Speaking at Rātana, co-leader Debbie Ngarewa-Packer said she could work with Winston Peters and New Zealand First, floating the idea of cooperation across ideological lines.
The comments come as polling shows NZ First holding the balance of power, with either major bloc able to govern without Te Pāti Māori’s support.
Ngarewa-Packer framed 2025 as a bruising year for the party, marked by suspensions, self-inflicted wounds and the death of MP Takutai Tarsh Kemp. “Last year was just a write-off,” she said.
The outreach follows Labour leader Chris Hipkins publicly distancing his party from Te Pāti Māori during last year’s internal turmoil. “It’s not clear how many Māori Parties there are,” Hipkins remarked at the time, as questions mounted about the party’s stability.
Despite this, Ngarewa-Packer said Te Pāti Māori could be ready to govern by November.

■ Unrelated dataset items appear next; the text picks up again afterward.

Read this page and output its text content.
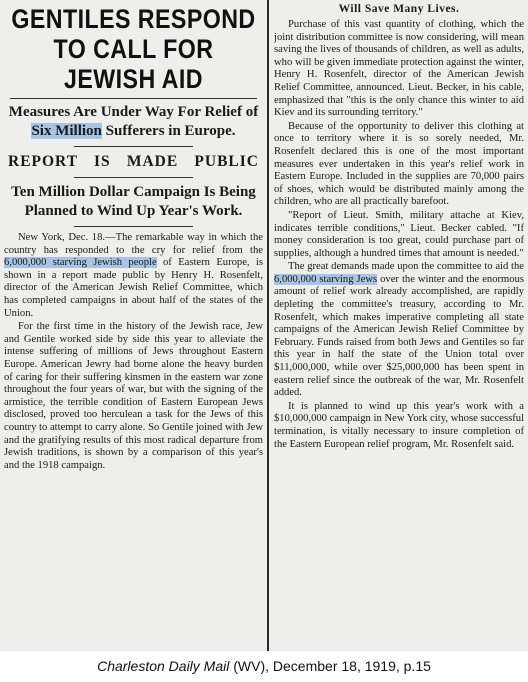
GENTILES RESPOND TO CALL FOR JEWISH AID
Measures Are Under Way For Relief of Six Million Sufferers in Europe.
REPORT IS MADE PUBLIC
Ten Million Dollar Campaign Is Being Planned to Wind Up Year's Work.

New York, Dec. 18.—The remarkable way in which the country has responded to the cry for relief from the 6,000,000 starving Jewish people of Eastern Europe, is shown in a report made public by Henry H. Rosenfelt, director of the American Jewish Relief Committee, which has completed campaigns in about half of the states of the Union.

For the first time in the history of the Jewish race, Jew and Gentile worked side by side this year to alleviate the intense suffering of millions of Jews throughout Eastern Europe. American Jewry had borne alone the heavy burden of caring for their suffering kinsmen in the eastern war zone throughout the four years of war, but with the signing of the armistice, the terrible condition of Eastern European Jews disclosed, proved too herculean a task for the Jews of this country to attempt to carry alone. So Gentile joined with Jew and the gratifying results of this most radical departure from Jewish traditions, is shown by a comparison of this year's and the 1918 campaign.

Will Save Many Lives.

Purchase of this vast quantity of clothing, which the joint distribution committee is now considering, will mean saving the lives of thousands of children, as well as adults, who will be given immediate protection against the winter, Henry H. Rosenfelt, director of the American Jewish Relief Committee, announced. Lieut. Becker, in his cable, emphasized that "this is the only chance this winter to aid Kiev and its surrounding territory."

Because of the opportunity to deliver this clothing at once to territory where it is so sorely needed, Mr. Rosenfelt declared this is one of the most important measures ever undertaken in this year's relief work in Eastern Europe. Included in the supplies are 70,000 pairs of shoes, which would be distributed mainly among the children, who are all practically barefoot.

"Report of Lieut. Smith, military attache at Kiev, indicates terrible conditions," Lieut. Becker cabled. "If money consideration is too great, could purchase part of supplies, although a hundred times that amount is needed."

The great demands made upon the committee to aid the 6,000,000 starving Jews over the winter and the enormous amount of relief work already accomplished, are rapidly depleting the committee's treasury, according to Mr. Rosenfelt, which makes imperative completing all state campaigns of the American Jewish Relief Committee by February. Funds raised from both Jews and Gentiles so far this year in half the state of the Union total over $11,000,000, while over $25,000,000 has been spent in eastern relief since the outbreak of the war, Mr. Rosenfelt added.

It is planned to wind up this year's work with a $10,000,000 campaign in New York city, whose successful termination, is vitally necessary to insure completion of the Eastern European relief program, Mr. Rosenfelt said.

Charleston Daily Mail (WV), December 18, 1919, p.15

“Obviously, there’s some things that I could never agree with NZ First on,” she said, “but on certain kaupapa, you have to work together.”
Peters has ruled out working with Hipkins and Te Pāti Māori.
Editor’s note: Senior figures in Te Pāti Māori, including Ngārewa-Packer, have repeatedly accused New Zealand First and Winston Peters of being “racist and hateful,” “anti-Māori,” pursuing policies that would “exterminate Māori,” and promoting “deliberate, systemic genocide.” Ngārewa-Packer has previously said the coalition government that included Peters as Deputy Prime Minister had “all the traits of typical white supremacists.”
Voters may reasonably wonder whether those claims were never meant literally and deployed only when politically useful, or whether they were meant literally, in which case today’s talk of cooperation is grotesque and unserious.